The Diagnosis: Epstein-Barr Virus
Physical examination revealed bilateral 1-cm ulcerated lesions on the labia minora with vulvar edema (Figure). She had a palpable liver edge but no splenomegaly, oral ulcers or lesions, conjunctivitis or scleral icterus, or cervical or inguinal lymphadenopathy. A detailed genitourinary examination was performed under anesthesia, but the hymen was not commented on. Inflammatory markers were elevated with a C-reactive protein level of 16.4 mg/L (reference range, 0.08-3.1 mg/mL), erythrocyte sedimentation rate of39 mm/h (reference range, 0-20 mm/h), white blood cell count of 7.1×109/L (reference range, 4.5-11.0×109/L) with 57% neutrophils and 30% lymphocytes, an alanine aminotransferase level of 41 U/L (reference range, 10-40 U/L), and an aspartate aminotransferase level of 126 U/L (reference range, 10-30 U/L).
Bacterial and fungal cultures of vulvar tissue were negative as well as blood and urine cultures.

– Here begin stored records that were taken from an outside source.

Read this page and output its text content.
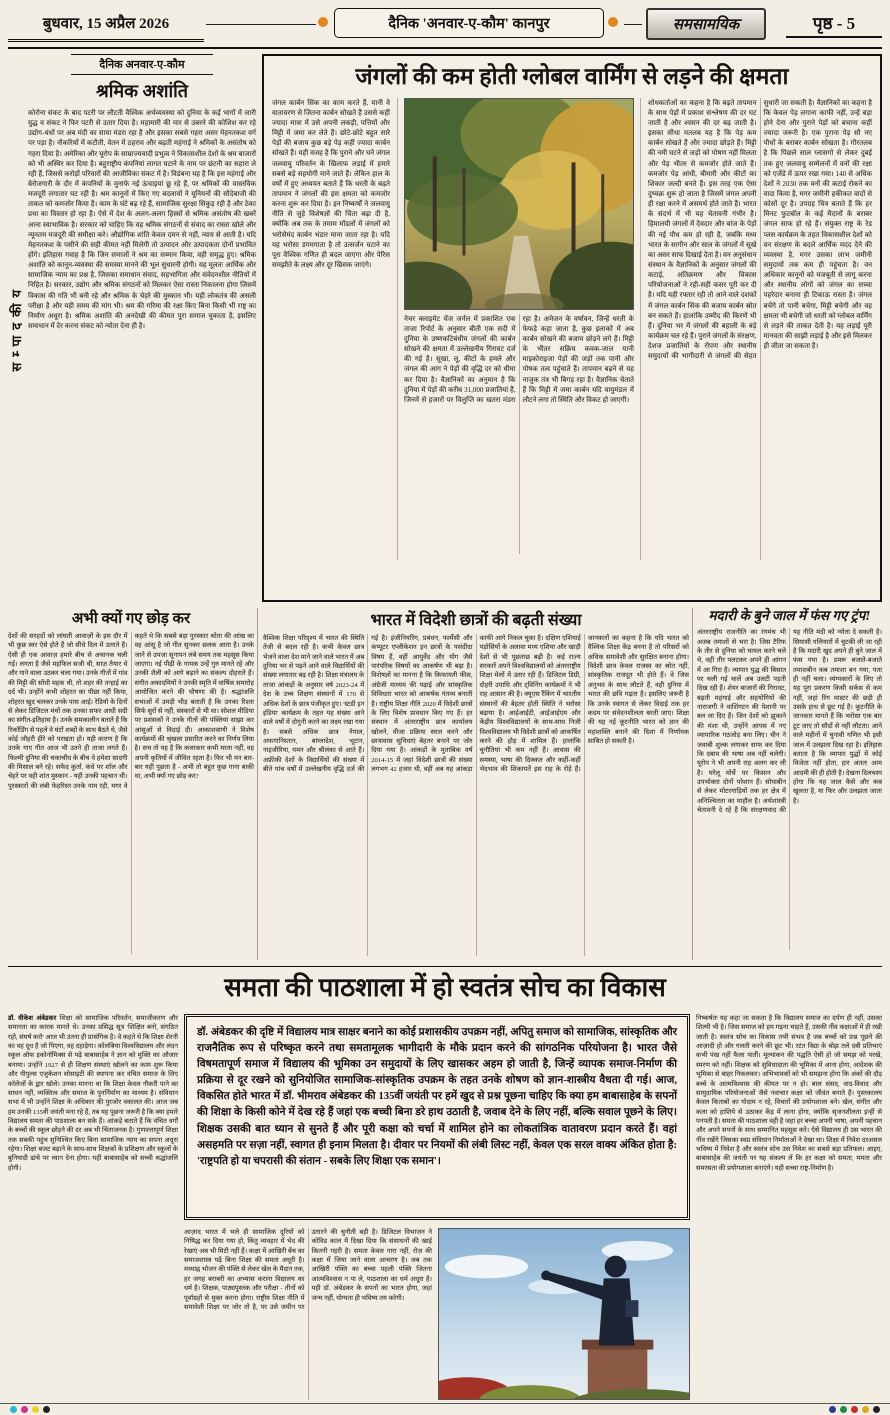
बुधवार, 15 अप्रैल 2026	दैनिक 'अनवार-ए-कौम' कानपुर	समसामयिक	पृष्ठ - 5
सम्पादकीय
दैनिक अनवार-ए-कौम
श्रमिक अशांति
कोरोना संकट के बाद पटरी पर लौटती वैश्विक अर्थव्यवस्था को दुनिया के कई भागों में जारी युद्ध व संकट ने फिर पटरी से उतार दिया है। महामारी की मार से उबरने की कोशिश कर रहे उद्योग-धंधों पर अब मंदी का साया मंडरा रहा है और इसका सबसे गहरा असर मेहनतकश वर्ग पर पड़ा है। नौकरियों में कटौती, वेतन में ठहराव और बढ़ती महंगाई ने श्रमिकों के असंतोष को गहरा दिया है। अमेरिका और यूरोप के साम्राज्यवादी प्रभुत्व ने विकासशील देशों के श्रम बाजारों को भी अस्थिर कर दिया है। बहुराष्ट्रीय कंपनियां लागत घटाने के नाम पर छंटनी का सहारा ले रही हैं, जिससे करोड़ों परिवारों की आजीविका संकट में है। विडंबना यह है कि इस महंगाई और बेरोजगारी के दौर में कंपनियों के मुनाफे नई ऊंचाइयां छू रहे हैं, पर श्रमिकों की वास्तविक मजदूरी लगातार घट रही है। श्रम कानूनों में किए गए बदलावों ने यूनियनों की सौदेबाजी की ताकत को कमजोर किया है। काम के घंटे बढ़ रहे हैं, सामाजिक सुरक्षा सिकुड़ रही है और ठेका प्रथा का विस्तार हो रहा है। ऐसे में देश के अलग-अलग हिस्सों से श्रमिक असंतोष की खबरें आना स्वाभाविक है। सरकार को चाहिए कि वह श्रमिक संगठनों से संवाद का रास्ता खोले और न्यूनतम मजदूरी की समीक्षा करे। औद्योगिक शांति केवल दमन से नहीं, न्याय से आती है। यदि मेहनतकश के पसीने की सही कीमत नहीं मिलेगी तो उत्पादन और उत्पादकता दोनों प्रभावित होंगे। इतिहास गवाह है कि जिन समाजों ने श्रम का सम्मान किया, वही समृद्ध हुए। श्रमिक अशांति को कानून-व्यवस्था की समस्या मानने की भूल सुधारनी होगी। यह मूलतः आर्थिक और सामाजिक न्याय का प्रश्न है, जिसका समाधान संवाद, सहभागिता और संवेदनशील नीतियों में निहित है। सरकार, उद्योग और श्रमिक संगठनों को मिलकर ऐसा रास्ता निकालना होगा जिसमें विकास की गति भी बनी रहे और श्रमिक के चेहरे की मुस्कान भी। यही लोकतंत्र की असली परीक्षा है और यही समय की मांग भी। श्रम की गरिमा की रक्षा किए बिना किसी भी राष्ट्र का निर्माण अधूरा है। श्रमिक अशांति की अनदेखी की कीमत पूरा समाज चुकाता है, इसलिए समाधान में देर करना संकट को न्योता देना ही है।
जंगलों की कम होती ग्लोबल वार्मिंग से लड़ने की क्षमता
जंगल कार्बन सिंक का काम करते हैं, यानी वे वातावरण से जितना कार्बन सोखते हैं उससे कहीं ज्यादा मात्रा में उसे अपनी लकड़ी, पत्तियों और मिट्टी में जमा कर लेते हैं। छोटे-छोटे बहुत सारे पेड़ों की बजाय कुछ बड़े पेड़ कहीं ज्यादा कार्बन सोखते हैं। यही वजह है कि पुराने और घने जंगल जलवायु परिवर्तन के खिलाफ लड़ाई में हमारे सबसे बड़े सहयोगी माने जाते हैं। लेकिन हाल के वर्षों में हुए अध्ययन बताते हैं कि धरती के बढ़ते तापमान ने जंगलों की इस क्षमता को कमजोर करना शुरू कर दिया है। इन निष्कर्षों ने जलवायु नीति से जुड़े विशेषज्ञों की चिंता बढ़ा दी है, क्योंकि अब तक के तमाम मॉडलों में जंगलों को भरोसेमंद कार्बन भंडार माना जाता रहा है। यदि यह भरोसा डगमगाता है तो उत्सर्जन घटाने का पूरा वैश्विक गणित ही बदल जाएगा और पेरिस समझौते के लक्ष्य और दूर खिसक जाएंगे।
नेचर क्लाइमेट चेंज जर्नल में प्रकाशित एक ताजा रिपोर्ट के अनुसार बीती एक सदी में दुनिया के उष्णकटिबंधीय जंगलों की कार्बन सोखने की क्षमता में उल्लेखनीय गिरावट दर्ज की गई है। सूखा, लू, कीटों के हमले और जंगल की आग ने पेड़ों की वृद्धि दर को धीमा कर दिया है। वैज्ञानिकों का अनुमान है कि दुनिया में पेड़ों की करीब 31,000 प्रजातियां हैं, जिनमें से हजारों पर विलुप्ति का खतरा मंडरा रहा है। अमेजन के वर्षावन, जिन्हें धरती के फेफड़े कहा जाता है, कुछ इलाकों में अब कार्बन सोखने की बजाय छोड़ने लगे हैं। मिट्टी के भीतर सक्रिय कवक-जाल यानी माइकोराइजा पेड़ों की जड़ों तक पानी और पोषक तत्व पहुंचाते हैं। तापमान बढ़ने से यह नाजुक तंत्र भी बिगड़ रहा है। वैज्ञानिक चेताते हैं कि मिट्टी में जमा कार्बन यदि वायुमंडल में लौटने लगा तो स्थिति और विकट हो जाएगी।
शोधकर्ताओं का कहना है कि बढ़ते तापमान के साथ पेड़ों में प्रकाश संश्लेषण की दर घट जाती है और श्वसन की दर बढ़ जाती है। इसका सीधा मतलब यह है कि पेड़ कम कार्बन सोखते हैं और ज्यादा छोड़ते हैं। मिट्टी की नमी घटने से जड़ों को पोषण नहीं मिलता और पेड़ भीतर से कमजोर होते जाते हैं। कमजोर पेड़ आंधी, बीमारी और कीटों का शिकार जल्दी बनते हैं। इस तरह एक ऐसा दुष्चक्र शुरू हो जाता है जिसमें जंगल अपनी ही रक्षा करने में असमर्थ होते जाते हैं। भारत के संदर्भ में भी यह चेतावनी गंभीर है। हिमालयी जंगलों में देवदार और बांज के पेड़ों की नई पौध कम हो रही है, जबकि मध्य भारत के सागौन और साल के जंगलों में सूखे का असर साफ दिखाई देता है। वन अनुसंधान संस्थान के वैज्ञानिकों के अनुसार जंगलों की कटाई, अतिक्रमण और विकास परियोजनाओं ने रही-सही कसर पूरी कर दी है। यदि यही रफ्तार रही तो आने वाले दशकों में जंगल कार्बन सिंक की बजाय कार्बन स्रोत बन सकते हैं। हालांकि उम्मीद की किरणें भी हैं। दुनिया भर में जंगलों की बहाली के बड़े कार्यक्रम चल रहे हैं। पुराने जंगलों के संरक्षण, देशज प्रजातियों के रोपण और स्थानीय समुदायों की भागीदारी से जंगलों की सेहत सुधारी जा सकती है। वैज्ञानिकों का कहना है कि केवल पेड़ लगाना काफी नहीं, उन्हें बड़ा होने देना और पुराने पेड़ों को बचाना कहीं ज्यादा जरूरी है। एक पुराना पेड़ सौ नए पौधों के बराबर कार्बन सोखता है। गौरतलब है कि पिछले साल ग्लासगो से लेकर दुबई तक हुए जलवायु सम्मेलनों में वनों की रक्षा को एजेंडे में ऊपर रखा गया। 140 से अधिक देशों ने 2030 तक वनों की कटाई रोकने का वादा किया है, मगर जमीनी हकीकत वादों से कोसों दूर है। उपग्रह चित्र बताते हैं कि हर मिनट फुटबॉल के कई मैदानों के बराबर जंगल साफ हो रहे हैं। संयुक्त राष्ट्र के रेड प्लस कार्यक्रम के तहत विकासशील देशों को वन संरक्षण के बदले आर्थिक मदद देने की व्यवस्था है, मगर उसका लाभ जमीनी समुदायों तक कम ही पहुंचता है। वन अधिकार कानूनों को मजबूती से लागू करना और स्थानीय लोगों को जंगल का सच्चा पहरेदार बनाना ही टिकाऊ रास्ता है। जंगल बचेंगे तो पानी बचेगा, मिट्टी बचेगी और वह क्षमता भी बचेगी जो धरती को ग्लोबल वार्मिंग से लड़ने की ताकत देती है। यह लड़ाई पूरी मानवता की साझी लड़ाई है और इसे मिलकर ही जीता जा सकता है।
अभी क्यों गए छोड़ कर
देशों की सरहदों को लांघती आवाज़ों के इस दौर में भी कुछ स्वर ऐसे होते हैं जो सीधे दिल में उतरते हैं। ऐसी ही एक आवाज़ हमारे बीच से अचानक चली गई। लगता है जैसे महफिल सजी थी, साज़ तैयार थे और गाने वाला उठकर चला गया। उनके गीतों में गांव की मिट्टी की सोंधी महक थी, तो शहर की तन्हाई का दर्द भी। उन्होंने कभी शोहरत का पीछा नहीं किया, शोहरत खुद चलकर उनके पास आई। रेडियो के दिनों से लेकर डिजिटल मंचों तक उनका सफर आधी सदी का संगीत-इतिहास है। उनके समकालीन बताते हैं कि रिकॉर्डिंग से पहले वे घंटों शब्दों के साथ बैठते थे, जैसे कोई जौहरी हीरे को परखता हो। यही कारण है कि उनके गाए गीत आज भी उतने ही ताजा लगते हैं। फिल्मी दुनिया की चकाचौंध के बीच वे हमेशा सादगी की मिसाल बने रहे। सफेद कुर्ता, कंधे पर शॉल और चेहरे पर वही शांत मुस्कान - यही उनकी पहचान थी। पुरस्कारों की लंबी फेहरिस्त उनके नाम रही, मगर वे कहते थे कि सबसे बड़ा पुरस्कार श्रोता की आंख का वह आंसू है जो गीत सुनकर छलक आता है। उनके जाने से उपजा सूनापन लंबे समय तक महसूस किया जाएगा। नई पीढ़ी के गायक उन्हें गुरु मानते रहे और उनकी शैली को आगे बढ़ाने का संकल्प दोहराते हैं। संगीत अकादमियों ने उनकी स्मृति में वार्षिक समारोह आयोजित करने की घोषणा की है। श्रद्धांजलि सभाओं में उमड़ी भीड़ बताती है कि उनका रिश्ता सिर्फ सुरों से नहीं, संस्कारों से भी था। सोशल मीडिया पर प्रशंसकों ने उनके गीतों की पंक्तियां साझा कर आंसुओं से विदाई दी। आकाशवाणी ने विशेष कार्यक्रमों की श्रृंखला प्रसारित करने का निर्णय लिया है। सच तो यह है कि कलाकार कभी मरता नहीं, वह अपनी कृतियों में जीवित रहता है। फिर भी मन बार-बार यही पूछता है - अभी तो बहुत कुछ गाना बाकी था, अभी क्यों गए छोड़ कर?
भारत में विदेशी छात्रों की बढ़ती संख्या
वैश्विक शिक्षा परिदृश्य में भारत की स्थिति तेजी से बदल रही है। कभी केवल छात्र भेजने वाला देश माने जाने वाले भारत में अब दुनिया भर से पढ़ने आने वाले विद्यार्थियों की संख्या लगातार बढ़ रही है। शिक्षा मंत्रालय के ताजा आंकड़ों के अनुसार वर्ष 2023-24 में देश के उच्च शिक्षण संस्थानों में 170 से अधिक देशों के छात्र पंजीकृत हुए। 'स्टडी इन इंडिया' कार्यक्रम के तहत यह संख्या आने वाले वर्षों में दोगुनी करने का लक्ष्य रखा गया है। सबसे अधिक छात्र नेपाल, अफगानिस्तान, बांग्लादेश, भूटान, नाइजीरिया, यमन और श्रीलंका से आते हैं। अफ्रीकी देशों के विद्यार्थियों की संख्या में बीते पांच वर्षों में उल्लेखनीय वृद्धि दर्ज की गई है। इंजीनियरिंग, प्रबंधन, फार्मेसी और कंप्यूटर एप्लीकेशन इन छात्रों के पसंदीदा विषय हैं, वहीं आयुर्वेद और योग जैसे पारंपरिक विषयों का आकर्षण भी बढ़ा है। विशेषज्ञों का मानना है कि किफायती फीस, अंग्रेजी माध्यम की पढ़ाई और सांस्कृतिक विविधता भारत को आकर्षक गंतव्य बनाती है। राष्ट्रीय शिक्षा नीति 2020 में विदेशी छात्रों के लिए विशेष प्रावधान किए गए हैं। हर संस्थान में अंतरराष्ट्रीय छात्र कार्यालय खोलने, वीजा प्रक्रिया सरल करने और छात्रावास सुविधाएं बेहतर बनाने पर जोर दिया गया है। आंकड़ों के मुताबिक वर्ष 2014-15 में जहां विदेशी छात्रों की संख्या लगभग 42 हजार थी, वहीं अब यह आंकड़ा काफी आगे निकल चुका है। दक्षिण एशियाई पड़ोसियों के अलावा मध्य एशिया और खाड़ी देशों से भी पूछताछ बढ़ी है। कई राज्य सरकारें अपने विश्वविद्यालयों को अंतरराष्ट्रीय शिक्षा मेलों में उतार रही हैं। डिजिटल डिग्री, दोहरी उपाधि और ट्विनिंग कार्यक्रमों ने भी राह आसान की है। क्यूएस रैंकिंग में भारतीय संस्थानों की बेहतर होती स्थिति ने भरोसा बढ़ाया है। आईआईटी, आईआईएम और केंद्रीय विश्वविद्यालयों के साथ-साथ निजी विश्वविद्यालय भी विदेशी छात्रों को आकर्षित करने की होड़ में शामिल हैं। हालांकि चुनौतियां भी कम नहीं हैं। आवास की समस्या, भाषा की दिक्कत और कहीं-कहीं भेदभाव की शिकायतें इस राह के रोड़े हैं। जानकारों का कहना है कि यदि भारत को वैश्विक शिक्षा केंद्र बनना है तो परिसरों को अधिक समावेशी और सुरक्षित बनाना होगा। विदेशी छात्र केवल राजस्व का स्रोत नहीं, सांस्कृतिक राजदूत भी होते हैं। वे जिस अनुभव के साथ लौटते हैं, वही दुनिया में भारत की छवि गढ़ता है। इसलिए जरूरी है कि उनके स्वागत से लेकर विदाई तक हर कदम पर संवेदनशीलता बरती जाए। शिक्षा की यह नई कूटनीति भारत को ज्ञान की महाशक्ति बनाने की दिशा में निर्णायक साबित हो सकती है।
मदारी के बुने जाल में फंस गए ट्रंप!
अंतरराष्ट्रीय राजनीति का रंगमंच भी अजब तमाशों से भरा है। जिस टैरिफ के तीर से दुनिया को घायल करने चले थे, वही तीर पलटकर अपने ही आंगन में आ गिरा है। व्यापार युद्ध की बिसात पर चली गई चालें अब उलटी पड़ती दिख रही हैं। शेयर बाजारों की गिरावट, बढ़ती महंगाई और सहयोगियों की नाराजगी ने वाशिंगटन की पेशानी पर बल ला दिए हैं। जिन देशों को झुकाने की मंशा थी, उन्होंने आपस में नए व्यापारिक गठजोड़ बना लिए। चीन ने जवाबी शुल्क लगाकर साफ कर दिया कि दबाव की भाषा अब नहीं चलेगी। यूरोप ने भी अपनी राह अलग कर ली है। घरेलू मोर्चे पर किसान और उपभोक्ता दोनों परेशान हैं। सोयाबीन से लेकर मोटरगाड़ियों तक हर क्षेत्र में अनिश्चितता का माहौल है। अर्थशास्त्री चेतावनी दे रहे हैं कि संरक्षणवाद की यह नीति मंदी को न्योता दे सकती है। सियासी गलियारों में चुटकी ली जा रही है कि मदारी खुद अपने ही बुने जाल में फंस गया है। डमरू बजाते-बजाते तमाशबीन कब तमाशा बन गया, पता ही नहीं चला। व्यंग्यकारों के लिए तो यह पूरा प्रकरण किसी सर्कस से कम नहीं, जहां रिंग मास्टर की छड़ी ही उसके हाथ से छूट गई है। कूटनीति के जानकार मानते हैं कि भरोसा एक बार टूट जाए तो सौदों से नहीं लौटता। आने वाले महीनों में चुनावी गणित भी इसी जाल में उलझता दिख रहा है। इतिहास बताता है कि व्यापार युद्धों में कोई विजेता नहीं होता, हार अंततः आम आदमी की ही होती है। देखना दिलचस्प होगा कि यह जाल कैसे और कब खुलता है, या फिर और उलझता जाता है।
समता की पाठशाला में हो स्वतंत्र सोच का विकास
डॉ. वीकेश अंबेडकर शिक्षा को सामाजिक परिवर्तन, समाजीकरण और समानता का कारक मानते थे। उनका प्रसिद्ध सूत्र 'शिक्षित बनो, संगठित रहो, संघर्ष करो' आज भी उतना ही प्रासंगिक है। वे कहते थे कि शिक्षा शेरनी का वह दूध है जो पिएगा, वह दहाड़ेगा। कोलंबिया विश्वविद्यालय और लंदन स्कूल ऑफ इकोनॉमिक्स से पढ़े बाबासाहेब ने ज्ञान को मुक्ति का औजार बनाया। उन्होंने 1927 से ही शिक्षण संस्थाएं खोलने का काम शुरू किया और पीपुल्स एजुकेशन सोसाइटी की स्थापना कर वंचित समाज के लिए कॉलेजों के द्वार खोले। उनका मानना था कि शिक्षा केवल नौकरी पाने का साधन नहीं, व्यक्तित्व और समाज के पुनर्निर्माण का माध्यम है। संविधान सभा में भी उन्होंने शिक्षा के अधिकार की पुरजोर वकालत की। आज जब हम उनकी 135वीं जयंती मना रहे हैं, तब यह पूछना जरूरी है कि क्या हमारे विद्यालय समता की पाठशाला बन सके हैं। आंकड़े बताते हैं कि वंचित वर्गों के बच्चों की स्कूल छोड़ने की दर अब भी चिंताजनक है। गुणवत्तापूर्ण शिक्षा तक सबकी पहुंच सुनिश्चित किए बिना सामाजिक न्याय का सपना अधूरा रहेगा। शिक्षा बजट बढ़ाने के साथ-साथ शिक्षकों के प्रशिक्षण और स्कूलों के बुनियादी ढांचे पर ध्यान देना होगा। यही बाबासाहेब को सच्ची श्रद्धांजलि होगी।
डॉ. अंबेडकर की दृष्टि में विद्यालय मात्र साक्षर बनाने का कोई प्रशासकीय उपक्रम नहीं, अपितु समाज को सामाजिक, सांस्कृतिक और राजनैतिक रूप से परिष्कृत करने तथा समतामूलक भागीदारी के मौके प्रदान करने की सांगठनिक परियोजना है। भारत जैसे विषमतापूर्ण समाज में विद्यालय की भूमिका उन समुदायों के लिए खासकर अहम हो जाती है, जिन्हें व्यापक समाज-निर्माण की प्रक्रिया से दूर रखने को सुनियोजित सामाजिक-सांस्कृतिक उपक्रम के तहत उनके शोषण को ज्ञान-शास्त्रीय वैधता दी गई। आज, विकसित होते भारत में डॉ. भीमराव अंबेडकर की 135वीं जयंती पर हमें खुद से प्रश्न पूछना चाहिए कि क्या हम बाबासाहेब के सपनों की शिक्षा के किसी कोने में देख रहे हैं जहां एक बच्ची बिना डरे हाथ उठाती है, जवाब देने के लिए नहीं, बल्कि सवाल पूछने के लिए। शिक्षक उसकी बात ध्यान से सुनते हैं और पूरी कक्षा को चर्चा में शामिल होने का लोकतांत्रिक वातावरण प्रदान करते हैं। वहां असहमति पर सज़ा नहीं, स्वागत ही इनाम मिलता है। दीवार पर नियमों की लंबी लिस्ट नहीं, केवल एक सरल वाक्य अंकित होता है: 'राष्ट्रपति हो या चपरासी की संतान - सबके लिए शिक्षा एक समान'।
निष्कर्षतः यह कहा जा सकता है कि विद्यालय समाज का दर्पण ही नहीं, उसका शिल्पी भी है। जिस समाज को हम गढ़ना चाहते हैं, उसकी नींव कक्षाओं में ही रखी जाती है। स्वतंत्र सोच का विकास तभी संभव है जब बच्चों को प्रश्न पूछने की आज़ादी हो और गलती करने की छूट भी। रटंत विद्या के बोझ तले दबी प्रतिभाएं कभी पंख नहीं फैला पातीं। मूल्यांकन की पद्धति ऐसी हो जो समझ को परखे, स्मरण को नहीं। शिक्षक को सुविधादाता की भूमिका में आना होगा, आदेशक की भूमिका से बाहर निकलकर। अभिभावकों को भी समझना होगा कि अंकों की दौड़ बच्चे के आत्मविश्वास की कीमत पर न हो। बाल संसद, वाद-विवाद और सामुदायिक परियोजनाओं जैसे नवाचार कक्षा को जीवंत बनाते हैं। पुस्तकालय केवल किताबों का गोदाम न रहे, विचारों की प्रयोगशाला बने। खेल, संगीत और कला को हाशिये से उठाकर केंद्र में लाना होगा, क्योंकि सृजनशीलता इन्हीं से पनपती है। समता की पाठशाला वही है जहां हर बच्चा अपनी भाषा, अपनी पहचान और अपने सपनों के साथ सम्मानित महसूस करे। ऐसे विद्यालय ही उस भारत की नींव रखेंगे जिसका स्वप्न संविधान निर्माताओं ने देखा था। शिक्षा में निवेश दरअसल भविष्य में निवेश है और स्वतंत्र सोच उस निवेश का सबसे बड़ा प्रतिफल। आइए, बाबासाहेब की जयंती पर यह संकल्प लें कि हर कक्षा को समता, ममता और समरसता की प्रयोगशाला बनाएंगे। यही सच्चा राष्ट्र-निर्माण है।
आज़ाद भारत में भले ही सामाजिक दूरियों को निषिद्ध कर दिया गया हो, किंतु व्यवहार में भेद की रेखाएं अब भी मिटी नहीं हैं। कक्षा में आखिरी बेंच का समाजशास्त्र पढ़े बिना शिक्षा की समता अधूरी है। मध्याह्न भोजन की पंक्ति से लेकर खेल के मैदान तक, हर जगह बराबरी का अभ्यास कराना विद्यालय का धर्म है। शिक्षक, पाठ्यपुस्तक और परीक्षा - तीनों को पूर्वाग्रहों से मुक्त करना होगा। राष्ट्रीय शिक्षा नीति में समावेशी शिक्षा पर जोर तो है, पर उसे जमीन पर उतारने की चुनौती बड़ी है। डिजिटल विभाजन ने कोविड काल में दिखा दिया कि संसाधनों की खाई कितनी गहरी है। समता केवल नारा नहीं, रोज़ की कक्षा में जिया जाने वाला आचरण है। जब तक आखिरी पंक्ति का बच्चा पहली पंक्ति जितना आत्मविश्वास न पा ले, पाठशाला का धर्म अधूरा है। यही डॉ. अंबेडकर के सपनों का भारत होगा, जहां जन्म नहीं, योग्यता ही भविष्य तय करेगी।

Serological tests for herpes simplex virus (HSV), syphilis, and cytomegalovirus were negative, and urine testing for gonorrhea and chlamydia were negative. Serologies for Epstein-Barr virus (EBV) all were strongly positive with an EBV viral capsid antigen (VCA) IgM greater than 160 U/mL, early antigen IgG of 68 U/mL, and EBV VCA IgG of 456 U/mL. Two years after the initial presentation, repeat EBV serologies were obtained, showing a strongly positive EBV VCA IgG (>8.0 antibody index; reference range, 0-0.8), and a negative EBV VCA IgM.
Infectious etiologies of genital ulcers in a sexually active female include HSV, syphilis, lymphogranuloma venereum, and chancroid. Herpes simplex virus often is the assumed etiology of genital ulcers, especially in sexually active patients, and misdiagnosis in the setting of negative HSV testing may be high. Less common infectious causes such as mumps and cytomegalovirus also have been reported.1,2 Lichen planus and lichen sclerosus are noninfectious inflammatory causes, both of which may involve and be limited to the genitals. Autoimmune disorders include Crohn disease and Behçet disease, and vulvar ulcers with an eschar, consistent with aphthous major or complex apotheosis, has been used to describe patients with severe recurrent oral and genital ulcerations without other systemic manifestations of Behçet disease.3
Genital ulcers are an uncommon manifestation of EBV infection. The formation of genital ulcers in EBV infection has been hypothesized to be due to immune complex formation during the acute phase that becomes activated in the vasculature, leading to microthrombosis and eventually necrosis of the tissue.4 The mode of transmission for EBV-related acute genital ulcers has been postulated to be hematogenous spread in lymphocytes or EBV shedding in the urine with subsequent transfer to the genital mucosa.5
Epstein-Barr virus-related acute genital ulcers are self-limiting. The average healing time for the ulcers is 14 to 18 days.6,7 Antivirals are ineffective in treating this condition; however, supportive treatment with systemic glucocorticoids for associated swelling and pain medications could be considered. Our patient was treated symptomatically. Two weeks after debridement, granulation tissue was noted at the site and her pain and discomfort had resolved. This case illustrates an uncommon manifestation of EBV in a sexually inactive adolescent and is a reminder for the dermatologist of the diverse spectrum of illness caused by this common virus.